The experiments are designed with three groups of scenarios with different complexity levels, which aim to abstract and simulate typical challenges in real substation environments for comprehensive evaluation of the proposed algorithm’s performance:

• Small-scale scenario: An 8 × 8 grid environment simulating navigation in local areas of small substations or equipment zones, including two sub-scenarios with static obstacles (such as fixed equipment cabinets and structural columns) and random dynamic obstacles (such as temporarily placed tools and maintenance personnel), used to test the algorithm’s basic performance and adaptability to dynamic environments.
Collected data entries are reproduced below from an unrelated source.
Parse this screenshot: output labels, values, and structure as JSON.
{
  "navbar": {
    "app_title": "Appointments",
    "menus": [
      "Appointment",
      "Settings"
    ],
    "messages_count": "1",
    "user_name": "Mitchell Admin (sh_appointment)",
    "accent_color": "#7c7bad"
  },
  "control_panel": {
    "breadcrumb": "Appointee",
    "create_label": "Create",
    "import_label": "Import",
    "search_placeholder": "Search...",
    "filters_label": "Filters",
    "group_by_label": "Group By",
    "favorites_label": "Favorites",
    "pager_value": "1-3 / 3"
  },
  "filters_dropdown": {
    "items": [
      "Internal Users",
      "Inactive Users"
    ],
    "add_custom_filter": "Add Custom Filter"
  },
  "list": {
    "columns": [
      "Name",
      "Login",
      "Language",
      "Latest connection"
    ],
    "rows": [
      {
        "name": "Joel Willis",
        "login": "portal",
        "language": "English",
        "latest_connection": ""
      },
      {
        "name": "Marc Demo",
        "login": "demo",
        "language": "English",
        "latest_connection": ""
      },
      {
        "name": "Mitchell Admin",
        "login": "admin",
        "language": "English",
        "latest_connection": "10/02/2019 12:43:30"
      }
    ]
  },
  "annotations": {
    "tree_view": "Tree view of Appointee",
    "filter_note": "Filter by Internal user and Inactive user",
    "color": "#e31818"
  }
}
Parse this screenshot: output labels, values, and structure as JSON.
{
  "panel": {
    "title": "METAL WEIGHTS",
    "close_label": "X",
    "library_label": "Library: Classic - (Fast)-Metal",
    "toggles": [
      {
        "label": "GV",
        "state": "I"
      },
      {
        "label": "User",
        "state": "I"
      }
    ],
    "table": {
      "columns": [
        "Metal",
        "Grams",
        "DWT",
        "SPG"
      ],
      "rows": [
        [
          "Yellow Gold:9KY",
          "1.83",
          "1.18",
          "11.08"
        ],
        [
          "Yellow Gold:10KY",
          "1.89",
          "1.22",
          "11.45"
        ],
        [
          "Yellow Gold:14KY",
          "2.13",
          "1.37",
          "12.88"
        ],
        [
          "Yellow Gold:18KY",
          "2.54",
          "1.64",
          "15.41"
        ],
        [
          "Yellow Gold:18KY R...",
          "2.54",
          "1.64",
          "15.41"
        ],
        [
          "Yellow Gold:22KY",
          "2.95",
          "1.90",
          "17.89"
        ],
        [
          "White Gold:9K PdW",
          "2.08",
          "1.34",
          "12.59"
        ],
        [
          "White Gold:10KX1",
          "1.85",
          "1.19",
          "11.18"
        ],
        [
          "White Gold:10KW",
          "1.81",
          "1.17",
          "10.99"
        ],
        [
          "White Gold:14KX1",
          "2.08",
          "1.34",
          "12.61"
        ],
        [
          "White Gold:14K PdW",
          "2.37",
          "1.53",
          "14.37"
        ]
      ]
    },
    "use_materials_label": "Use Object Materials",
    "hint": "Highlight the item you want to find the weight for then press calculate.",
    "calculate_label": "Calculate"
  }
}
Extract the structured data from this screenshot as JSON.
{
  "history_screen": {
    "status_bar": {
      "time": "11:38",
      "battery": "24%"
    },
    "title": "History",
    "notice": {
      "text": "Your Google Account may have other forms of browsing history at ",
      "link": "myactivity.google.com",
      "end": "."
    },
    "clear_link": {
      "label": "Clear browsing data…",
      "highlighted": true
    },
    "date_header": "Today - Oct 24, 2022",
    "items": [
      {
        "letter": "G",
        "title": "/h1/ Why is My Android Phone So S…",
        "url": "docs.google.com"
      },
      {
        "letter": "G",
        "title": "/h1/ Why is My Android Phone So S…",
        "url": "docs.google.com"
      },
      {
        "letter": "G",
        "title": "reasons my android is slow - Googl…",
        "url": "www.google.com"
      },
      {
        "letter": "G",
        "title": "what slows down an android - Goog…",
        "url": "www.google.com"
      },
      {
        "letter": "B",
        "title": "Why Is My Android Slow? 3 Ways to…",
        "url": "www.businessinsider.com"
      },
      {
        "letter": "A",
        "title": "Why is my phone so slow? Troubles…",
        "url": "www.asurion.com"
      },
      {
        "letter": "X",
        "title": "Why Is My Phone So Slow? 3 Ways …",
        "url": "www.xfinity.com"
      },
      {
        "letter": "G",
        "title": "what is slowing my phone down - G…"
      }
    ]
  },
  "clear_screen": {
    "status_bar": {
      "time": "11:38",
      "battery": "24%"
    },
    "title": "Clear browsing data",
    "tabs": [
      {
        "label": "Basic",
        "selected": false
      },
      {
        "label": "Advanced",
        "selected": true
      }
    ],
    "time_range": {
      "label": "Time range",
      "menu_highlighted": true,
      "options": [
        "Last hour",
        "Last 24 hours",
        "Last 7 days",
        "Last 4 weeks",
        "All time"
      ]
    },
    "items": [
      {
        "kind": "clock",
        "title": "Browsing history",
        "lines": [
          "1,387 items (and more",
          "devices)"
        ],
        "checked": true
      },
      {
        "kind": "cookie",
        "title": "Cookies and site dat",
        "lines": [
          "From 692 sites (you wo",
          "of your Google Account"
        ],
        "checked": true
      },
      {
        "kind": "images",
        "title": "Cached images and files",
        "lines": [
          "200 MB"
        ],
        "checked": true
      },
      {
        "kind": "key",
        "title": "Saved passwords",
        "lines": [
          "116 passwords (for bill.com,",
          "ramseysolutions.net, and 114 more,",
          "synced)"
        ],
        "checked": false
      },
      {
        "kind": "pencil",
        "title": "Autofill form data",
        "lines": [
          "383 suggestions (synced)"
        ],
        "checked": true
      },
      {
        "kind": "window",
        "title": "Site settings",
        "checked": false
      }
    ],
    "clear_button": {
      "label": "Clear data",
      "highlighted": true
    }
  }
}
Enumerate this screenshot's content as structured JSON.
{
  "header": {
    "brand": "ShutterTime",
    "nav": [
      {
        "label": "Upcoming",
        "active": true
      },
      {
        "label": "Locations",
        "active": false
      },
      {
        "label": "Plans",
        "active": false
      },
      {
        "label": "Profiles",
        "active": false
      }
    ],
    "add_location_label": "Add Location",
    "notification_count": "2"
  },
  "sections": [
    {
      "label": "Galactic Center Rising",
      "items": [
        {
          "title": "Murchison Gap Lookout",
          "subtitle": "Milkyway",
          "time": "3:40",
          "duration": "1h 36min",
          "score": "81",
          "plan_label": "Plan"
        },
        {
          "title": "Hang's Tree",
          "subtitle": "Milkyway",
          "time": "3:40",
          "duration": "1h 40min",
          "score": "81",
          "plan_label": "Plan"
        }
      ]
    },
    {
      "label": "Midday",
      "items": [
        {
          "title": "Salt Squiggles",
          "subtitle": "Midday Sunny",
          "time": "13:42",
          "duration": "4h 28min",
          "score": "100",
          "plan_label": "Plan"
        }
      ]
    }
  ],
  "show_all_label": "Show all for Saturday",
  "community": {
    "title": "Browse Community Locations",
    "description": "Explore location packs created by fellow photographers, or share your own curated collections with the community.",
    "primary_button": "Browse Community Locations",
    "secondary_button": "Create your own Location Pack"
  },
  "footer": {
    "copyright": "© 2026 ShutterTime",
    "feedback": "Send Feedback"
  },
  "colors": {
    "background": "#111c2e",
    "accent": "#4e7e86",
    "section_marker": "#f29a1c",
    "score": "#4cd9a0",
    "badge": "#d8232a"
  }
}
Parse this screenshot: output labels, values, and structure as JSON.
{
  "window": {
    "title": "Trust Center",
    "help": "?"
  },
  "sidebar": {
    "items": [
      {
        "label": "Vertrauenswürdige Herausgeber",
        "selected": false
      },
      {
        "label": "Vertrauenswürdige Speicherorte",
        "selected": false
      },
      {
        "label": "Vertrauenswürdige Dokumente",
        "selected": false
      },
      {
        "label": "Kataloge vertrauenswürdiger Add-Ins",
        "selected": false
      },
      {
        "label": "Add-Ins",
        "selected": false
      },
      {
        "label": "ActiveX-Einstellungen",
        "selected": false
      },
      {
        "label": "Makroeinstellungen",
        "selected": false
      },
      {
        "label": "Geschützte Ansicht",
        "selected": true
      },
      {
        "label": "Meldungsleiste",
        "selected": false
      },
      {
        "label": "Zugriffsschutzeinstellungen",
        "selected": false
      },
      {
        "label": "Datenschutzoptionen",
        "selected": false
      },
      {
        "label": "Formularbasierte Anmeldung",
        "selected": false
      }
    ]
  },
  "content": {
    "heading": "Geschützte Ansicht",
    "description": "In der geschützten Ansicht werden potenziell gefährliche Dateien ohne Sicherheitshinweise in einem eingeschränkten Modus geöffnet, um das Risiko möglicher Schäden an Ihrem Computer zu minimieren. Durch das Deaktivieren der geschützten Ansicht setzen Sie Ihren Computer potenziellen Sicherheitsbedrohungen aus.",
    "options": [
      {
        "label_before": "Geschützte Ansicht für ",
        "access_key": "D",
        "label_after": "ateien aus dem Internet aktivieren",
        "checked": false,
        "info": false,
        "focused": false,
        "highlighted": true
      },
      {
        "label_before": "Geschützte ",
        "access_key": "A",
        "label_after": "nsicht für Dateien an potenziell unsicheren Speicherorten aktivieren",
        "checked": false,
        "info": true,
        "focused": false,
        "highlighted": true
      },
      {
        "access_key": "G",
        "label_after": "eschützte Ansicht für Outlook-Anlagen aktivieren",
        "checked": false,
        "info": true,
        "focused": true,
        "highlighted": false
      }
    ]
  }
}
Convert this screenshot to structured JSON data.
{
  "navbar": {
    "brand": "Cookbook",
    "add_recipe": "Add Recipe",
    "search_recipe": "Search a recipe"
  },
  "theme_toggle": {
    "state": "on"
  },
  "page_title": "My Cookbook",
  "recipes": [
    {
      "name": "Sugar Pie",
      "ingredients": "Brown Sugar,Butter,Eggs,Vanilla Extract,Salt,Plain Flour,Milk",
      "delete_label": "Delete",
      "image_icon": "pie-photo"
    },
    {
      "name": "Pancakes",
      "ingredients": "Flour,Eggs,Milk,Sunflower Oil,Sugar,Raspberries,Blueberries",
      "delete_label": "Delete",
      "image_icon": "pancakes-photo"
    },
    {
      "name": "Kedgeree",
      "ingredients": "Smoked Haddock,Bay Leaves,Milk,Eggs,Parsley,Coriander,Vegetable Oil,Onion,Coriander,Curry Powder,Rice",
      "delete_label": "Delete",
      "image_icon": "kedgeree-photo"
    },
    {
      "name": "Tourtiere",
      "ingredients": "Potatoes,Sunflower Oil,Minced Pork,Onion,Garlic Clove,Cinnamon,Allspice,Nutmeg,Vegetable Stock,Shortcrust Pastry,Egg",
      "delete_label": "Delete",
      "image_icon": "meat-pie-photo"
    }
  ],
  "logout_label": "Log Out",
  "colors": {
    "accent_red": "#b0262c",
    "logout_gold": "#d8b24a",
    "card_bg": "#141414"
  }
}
• Large-scale scenario: A 16 × 16 grid environment simulating long-distance transfers from control rooms to equipment areas in larger substations, also setting up two sub-scenarios with static and dynamic obstacles, used to test the algorithm’s scalability performance after state space expansion.

• Special corridor scenario: A 16 × 16 grid with special terrain, designed with multiple narrow passages and dead-end areas. This scenario highly simulates the real operating environment in high-voltage switchyards or densely arranged transformer areas, where robots must navigate through narrow corridors between electrical equipment and effectively avoid entering dead ends near high-voltage zones. This scenario is specifically used to test the algorithm’s ability to avoid local optima and make decisions under complex constraints.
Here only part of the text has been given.